En effet, je n’ai pas lu ce livre publié en 1986, acheté probablement la même année, rangé dans ma bibliothèque et conservé jusqu’à maintenant. Il y a eu des déménagements, j’ai donné beaucoup de livres, celui-là est sur ma table de travail. Sa couverture blanche n’est plus impeccable. L’élégance des livres des éditions des Femmes reste, sobriété, classicisme, littérature. Le titre Hermione, le nom de l’auteure H. D., indication d’origine : traduit de l’américain par Claire Malroux. La quatrième de couverture nous apprend que H. D., c’est Hilda Doolittle, née aux États-Unis en 1886. (Le livre a été publié pour le centième anniversaire de l’auteure.) Pourquoi le nom entier de l’écrivaine n’apparaît-il pas sur la couverture ? Ce n’est pas dit. L’Hermione en question n’est pas le personnage de l’Odyssée d’Homère ni celui de Racine, il s’agit du nom de la reine dans le Conte d’hiver de Shakespeare.
Si j’abrège de nouveau, partant des initiales de l’auteure et incluant le titre, j’obtiens H. D. H., un palindrome, jeu parfaitement hermétique. C’est ce qu’il m’a toujours paru, un livre couvert d’hermétisme par des lettres répondant à des mots amputés.
À l’époque de sa parution, j’observais une actualité littéraire qui n’en était pas une. Des maisons d’édition plus récentes, telles les éditions des Femmes à Paris, et d’autres établies depuis longtemps publiaient des ouvrages d’auteures oubliées, introduisaient dans le présent des œuvres anciennes écrites par des femmes. C’était encore la grande époque du féminisme.
Il sera ici question du corpus étranger. Je connaissais assez bien les livres québécois, Réginald Hamel avait été mon professeur et m’avait introduite à l’histoire littéraire par des ouvrages de femmes. Les Herbes rouges publiaient ou republiaient des recueils de poèmes signés par des femmes au cours des années 1940 et 1950. Je les lisais.
Je souhaitais une culture littéraire au féminin, lire ce qui n’était pas considéré parmi les grands ou les éminents auteurs dignes d’apparaître dans les anthologies et enseignés dans les universités.
Ces lectures ont réorienté ma façon de penser et d’écrire. J’ai appris à connaître la littérature des femmes à travers des ouvrages très différents. J’ai refait des études, attentive à l’actualité éditoriale de livres disparus et reparus.

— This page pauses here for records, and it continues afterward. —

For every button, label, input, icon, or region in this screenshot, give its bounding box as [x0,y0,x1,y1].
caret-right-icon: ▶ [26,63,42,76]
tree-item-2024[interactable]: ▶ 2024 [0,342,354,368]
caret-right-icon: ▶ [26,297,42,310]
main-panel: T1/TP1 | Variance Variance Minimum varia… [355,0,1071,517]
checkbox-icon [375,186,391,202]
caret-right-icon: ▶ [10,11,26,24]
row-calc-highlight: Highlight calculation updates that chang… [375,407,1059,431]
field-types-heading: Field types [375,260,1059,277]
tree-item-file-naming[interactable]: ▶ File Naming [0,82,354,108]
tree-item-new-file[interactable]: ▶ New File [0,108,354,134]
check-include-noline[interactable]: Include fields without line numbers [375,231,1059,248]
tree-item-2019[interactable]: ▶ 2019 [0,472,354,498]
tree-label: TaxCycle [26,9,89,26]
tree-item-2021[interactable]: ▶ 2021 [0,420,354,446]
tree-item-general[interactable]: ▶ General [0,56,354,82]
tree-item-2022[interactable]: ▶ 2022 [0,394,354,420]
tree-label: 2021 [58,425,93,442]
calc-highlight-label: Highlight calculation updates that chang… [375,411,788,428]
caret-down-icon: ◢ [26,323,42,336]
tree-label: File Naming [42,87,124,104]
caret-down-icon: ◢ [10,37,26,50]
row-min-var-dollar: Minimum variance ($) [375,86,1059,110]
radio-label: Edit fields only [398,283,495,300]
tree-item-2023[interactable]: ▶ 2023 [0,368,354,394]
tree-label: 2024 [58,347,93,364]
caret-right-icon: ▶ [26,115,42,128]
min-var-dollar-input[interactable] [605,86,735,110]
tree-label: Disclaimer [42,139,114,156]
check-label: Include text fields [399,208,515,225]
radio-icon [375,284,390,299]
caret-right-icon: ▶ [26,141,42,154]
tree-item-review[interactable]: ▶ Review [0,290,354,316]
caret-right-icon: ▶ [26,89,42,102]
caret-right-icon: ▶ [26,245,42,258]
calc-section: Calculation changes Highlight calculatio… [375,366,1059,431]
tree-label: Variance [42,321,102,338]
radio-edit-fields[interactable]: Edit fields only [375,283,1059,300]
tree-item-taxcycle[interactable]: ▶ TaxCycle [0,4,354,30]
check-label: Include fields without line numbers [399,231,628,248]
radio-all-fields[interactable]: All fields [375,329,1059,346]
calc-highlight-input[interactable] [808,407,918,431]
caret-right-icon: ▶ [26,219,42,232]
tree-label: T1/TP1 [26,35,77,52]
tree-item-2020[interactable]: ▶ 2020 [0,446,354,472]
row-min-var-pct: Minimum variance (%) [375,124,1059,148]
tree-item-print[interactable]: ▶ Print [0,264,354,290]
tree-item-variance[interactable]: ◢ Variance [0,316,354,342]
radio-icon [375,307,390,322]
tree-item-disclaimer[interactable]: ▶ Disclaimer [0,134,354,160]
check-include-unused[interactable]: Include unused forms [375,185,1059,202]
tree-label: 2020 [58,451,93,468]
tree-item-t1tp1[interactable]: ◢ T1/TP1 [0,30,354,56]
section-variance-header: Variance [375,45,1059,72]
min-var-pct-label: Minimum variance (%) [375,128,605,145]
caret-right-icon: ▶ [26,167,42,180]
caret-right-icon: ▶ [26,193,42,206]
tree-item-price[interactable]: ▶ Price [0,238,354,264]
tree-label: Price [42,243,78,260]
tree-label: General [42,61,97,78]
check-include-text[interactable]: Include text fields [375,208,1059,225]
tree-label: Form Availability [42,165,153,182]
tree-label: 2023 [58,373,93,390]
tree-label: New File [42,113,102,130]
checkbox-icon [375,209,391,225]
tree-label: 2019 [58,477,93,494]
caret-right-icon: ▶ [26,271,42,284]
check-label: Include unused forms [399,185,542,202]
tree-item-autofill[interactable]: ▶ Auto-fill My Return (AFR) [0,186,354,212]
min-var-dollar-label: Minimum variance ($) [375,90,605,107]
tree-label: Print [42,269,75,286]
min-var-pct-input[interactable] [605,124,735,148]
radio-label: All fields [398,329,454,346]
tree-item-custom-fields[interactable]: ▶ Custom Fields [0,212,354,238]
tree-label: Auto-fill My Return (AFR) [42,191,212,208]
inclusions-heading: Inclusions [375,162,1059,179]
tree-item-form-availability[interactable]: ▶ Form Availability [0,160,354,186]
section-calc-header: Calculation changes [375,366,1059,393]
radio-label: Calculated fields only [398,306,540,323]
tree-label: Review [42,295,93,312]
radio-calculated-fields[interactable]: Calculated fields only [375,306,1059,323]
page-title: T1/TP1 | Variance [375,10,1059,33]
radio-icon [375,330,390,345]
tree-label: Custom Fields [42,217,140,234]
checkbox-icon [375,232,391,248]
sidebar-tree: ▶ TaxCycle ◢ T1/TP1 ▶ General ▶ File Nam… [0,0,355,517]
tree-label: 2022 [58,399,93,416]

La lecture de la Déclaration des droits de la femme et de la citoyenne d’Olympe de Gouges (1791), de même la Défense des droits de la femme de Mary Wollstonecraft (1792) : des essais inauguraux donnaient des assises historiques aux revendications de la deuxième vague du féminisme. Les pérégrinations d’une paria de Flora Tristan (1838), la socialiste féministe contemporaine des socialistes libertaires, inscrivait à gauche la lutte des femmes. Il y avait eu des auteures contemporaines des grands mouvements sociaux. L’histoire n’avait pas retenu leurs discours, une preuve que l’universel n’incluait pas les ouvrages des femmes. Les hommes sont la généralité, les femmes, le particulier.
Je lisais ces livres dans le désordre quand j’apprenais leur réédition par des chroniques de revues et de journaux. Des recherches dans les ouvrages de référence m’apprenaient l’existence d’auteures. Ou bien n’ayant lu aucun livre de femmes depuis des semaines ou des mois, je désirais me ressourcer, persuadée qu’il existait des accents particuliers.
Globalement les romans des femmes étaient souvent qualifiés de sentimentaux. La majorité des écrivaines n’accédaient pas à l’art, selon le canon de l’enseignement, celui des universités. Leurs œuvres étaient mièvres, c’est ce que je lisais.
Un travail considérable a été fait pour exhumer des œuvres peu lues, mal lues, écartées des corpus littéraires. En outre les lectures renouvelées ont revu des jugements portés sur des auteures déjà connues.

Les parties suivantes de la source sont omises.